Cf. aussi Lessig (L.), Code: An other laws of cyberspace, version 2.0, Basic Books, 2006. Lessig montre que l’Internet ouvert, non régulé, doit être compris comme un bug, une imperfection salutaire, y compris économiquement (p.48). D’un point de vue politique, citons encore cet extrait : Comme le dit John Perry Barlow , [les valeurs du cyberespace] sont les valeurs d’un certain bug programmé dans l’architecture du Net – un bug qui empêche le pouvoir du gouvernement de contrôler parfaitement le Net, même si elle ne désactive pas ce pouvoir entièrement (p.152) (nous traduisons).

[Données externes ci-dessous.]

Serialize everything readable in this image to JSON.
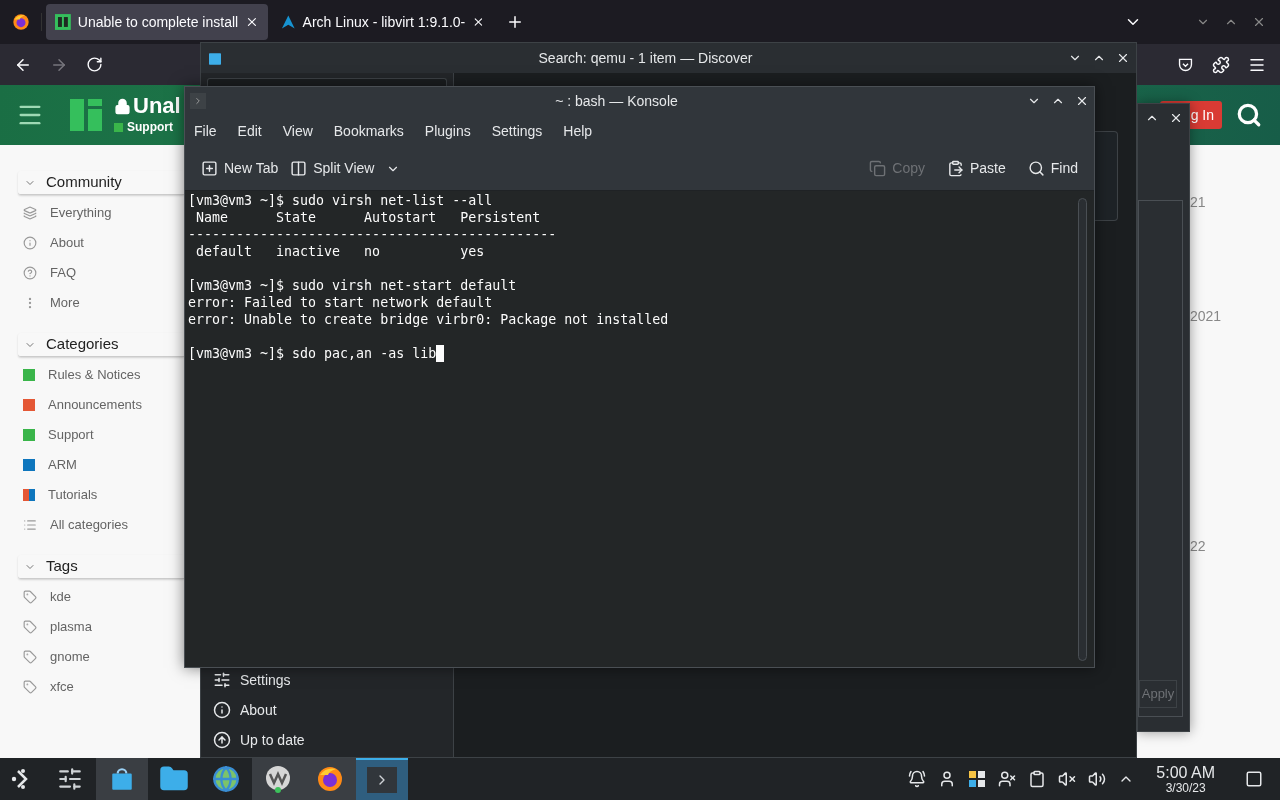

Selon nous, il s’agit encore d’un point de vue humain, qui pressent toutefois le point de vue de la machine établissant sa propre protohistoire.
Cf. encore la célèbre phrase d’Eric Raymond : Many eyeballs make all bugs shallow (beaucoup de globes oculaires ramènent les bugs à la surface). Pour Raymond, le bug est constitutif de l’idée de communauté qui est la « solution » la plus efficace pour lutter contre lui. Le bug est ainsi indirectement à l’origine de toute l’open-culture, dont les répercussions politiques (nouvelles formes d’actions collectives), juridiques (creative commons, etc.), économiques (p2p, crowd-funding, -sourcing, etc.) sont immenses. Dans son ouvrage The Cathedral & the Bazaar: Musings on Linux and Open Source by an Accidental Revolutionary (O’Reilly, 2001, p.373), Raymond met en avant la méthode du bazar : Here, I think, is the core difference underlying the cathedral-builder and bazaar styles. (…) In the bazaar view (…), you assume that bugs are generally shallow phenomena — or, at least, that they turn shallow pretty quick when exposed to a thousand eager co-developers pounding on every single new release. Accordingly you release often in order to get more corrections, and as a beneficial side effect you have less to lose if an occasional botch gets out the door.
En esthétique, le bug a été l’objet de plusieurs études, dont, en français, la thèse d’Emmanuelle Grangier, Le bug, une esthétique de l’accident, Université de Paris 1, 2006.
(12) Cf. Zielinski (S.), Deep Time of the Media: Toward an Archæology of Hearing and Seeing by Technical Means, The MIT Press, 2008.